The Surgeons afterwards were complained of, as well for their Ignorance in their Craft, oftentimes hurting their Patients instead of doing them good; as also for taking great Sums of Money, and doing little therefore. And that it was well known, that the Surgeons admitted, would do no Cure to any Person, but where they knew to be rewarded with a greater Sum than the Cure extended to. For many rotted and perished to Death for lack of help of Surgery, and daily died. And that they troubled others well disposed, that ministred for God’s sake to poor People that had sore Breasts, Pin and Web in the Eye, Scalding, Burning, sore Mouth, the Stone and Strangury, Saucelim and Morphew. In Consideration whereof, and for the Comfort and Relief of the King’s poor Subjects, it was ordained, in the 34th and 35th of Hen. VIII. That it should be lawful to every Person, having Knowledge and Experience in the Nature of Herbs, Roots and Waters, or of the Operation of the same, to practise and minister to any outward Sore, uncome Wound, Apostemations, outward Swelling, or Disease, any Herbs, Ointments, Bath, Pultes and Emplaisters, according to their Cunning and Experience.]

Complaint against the Surgeons.

This Company (besides divers Priviledges of several kinds by their Charter granted unto them) have Power at any time to command the Body of any Malefactor executed at Tyburn, (except a Traitor’s) to anatomize the same: which they commonly do, and exercise their Skill thereupon in private at their Hall.

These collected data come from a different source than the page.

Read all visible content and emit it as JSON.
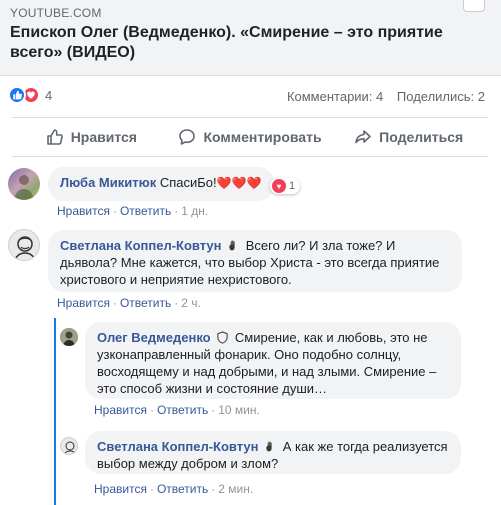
{
  "link": {
    "domain": "YOUTUBE.COM",
    "title": "Епископ Олег (Ведмеденко). «Смирение – это приятие всего» (ВИДЕО)"
  },
  "stats": {
    "reaction_count": "4",
    "comments": "Комментарии: 4",
    "shares": "Поделились: 2"
  },
  "actions": {
    "like": "Нравится",
    "comment": "Комментировать",
    "share": "Поделиться"
  },
  "comments": [
    {
      "author": "Люба Микитюк",
      "text": "СпасиБо!",
      "hearts": "❤️❤️❤️",
      "reaction_count": "1",
      "like": "Нравится",
      "reply": "Ответить",
      "time": "1 дн."
    },
    {
      "author": "Светлана Коппел-Ковтун",
      "text": "Всего ли? И зла тоже? И дьявола? Мне кажется, что выбор Христа - это всегда приятие христового и неприятие нехристового.",
      "like": "Нравится",
      "reply": "Ответить",
      "time": "2 ч."
    },
    {
      "author": "Олег Ведмеденко",
      "text": "Смирение, как и любовь, это не узконаправленный фонарик. Оно подобно солнцу, восходящему и над добрыми, и над злыми. Смирение – это способ жизни и состояние души…",
      "like": "Нравится",
      "reply": "Ответить",
      "time": "10 мин."
    },
    {
      "author": "Светлана Коппел-Ковтун",
      "text": "А как же тогда реализуется выбор между добром и злом?",
      "like": "Нравится",
      "reply": "Ответить",
      "time": "2 мин."
    }
  ],
  "icons": {
    "reactions": [
      "like-icon",
      "love-icon"
    ],
    "actions": [
      "thumbs-up-icon",
      "comment-bubble-icon",
      "share-arrow-icon"
    ],
    "badges": [
      "wave-hand-icon",
      "shield-badge-icon"
    ]
  },
  "colors": {
    "link_name": "#385898",
    "like_blue": "#1877f2",
    "love_red": "#f33e58",
    "bubble_bg": "#f2f3f5"
  }
}
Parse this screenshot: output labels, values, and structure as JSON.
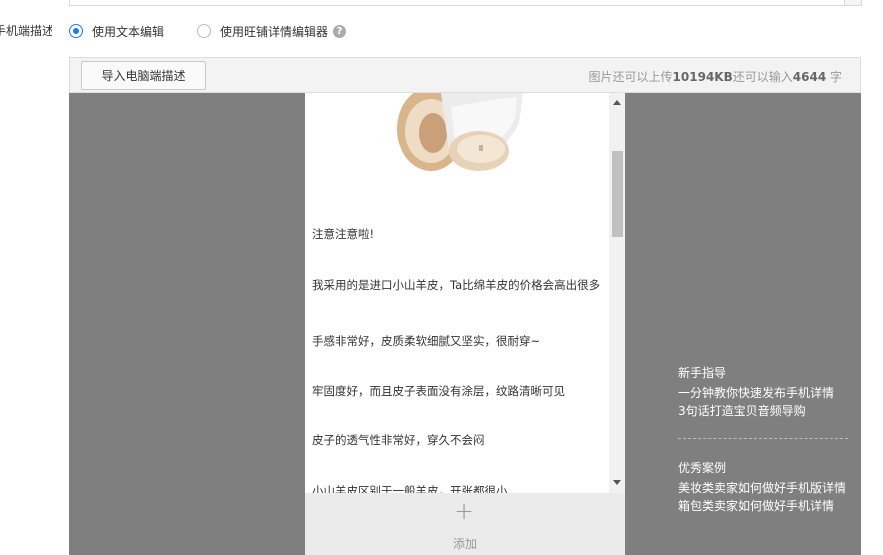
{
  "row_label": "手机端描述",
  "radio_options": [
    {
      "label": "使用文本编辑",
      "checked": true
    },
    {
      "label": "使用旺铺详情编辑器",
      "checked": false
    }
  ],
  "help_icon_glyph": "?",
  "toolbar": {
    "import_button": "导入电脑端描述",
    "quota_prefix": "图片还可以上传",
    "quota_image_kb": "10194KB",
    "quota_mid": "还可以输入",
    "quota_chars": "4644",
    "quota_suffix": " 字"
  },
  "phone": {
    "paragraphs": [
      "注意注意啦!",
      "我采用的是进口小山羊皮，Ta比绵羊皮的价格会高出很多",
      "手感非常好，皮质柔软细腻又坚实，很耐穿~",
      "牢固度好，而且皮子表面没有涂层，纹路清晰可见",
      "皮子的透气性非常好，穿久不会闷",
      "小山羊皮区别于一般羊皮，开张都很小"
    ]
  },
  "add_block": {
    "plus": "+",
    "label": "添加"
  },
  "side_panel": {
    "guide_title": "新手指导",
    "guide_links": [
      "一分钟教你快速发布手机详情",
      "3句话打造宝贝音频导购"
    ],
    "cases_title": "优秀案例",
    "cases_links": [
      "美妆类卖家如何做好手机版详情",
      "箱包类卖家如何做好手机详情"
    ]
  },
  "colors": {
    "canvas_bg": "#7f7f7f",
    "radio_accent": "#1f7de6"
  },
  "icons": [
    "help-icon",
    "plus-icon",
    "scroll-up-icon",
    "scroll-down-icon"
  ]
}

And commonly once in every Year (and that in the Time of Lent) they command such a Body. Which being brought from the Place of Execution to their Hall, is cleansed, and laid out upon a Table, in their publick Theatre built for that purpose; where the next Day, a learned Doctor of Physick, meets the chief Members of the Company. And the Doctor sitting in a Chair against the Body, and the rest sitting on a Bench about it, reads a Lecture about some Part or Member; and two of the Company (called at time Masters of the Body) standing by the Table upon which the Body lies, having all necessary Instruments to put in Practice what the Doctor reads and dictates; the Galleries above being filled with young Students in Physick and Chirurgery, to hear and see the Method and Manner thereof, for the Increase of their Knowledge. These Lectures do commonly last three Days: And then they bury the mangled Body, in a Place in the Parish Church-Yard. But sometimes they make a Skeleton of the Body, or otherwise; and many Pieces of Art of that kind are preserved, and stand erected about their Theatre.]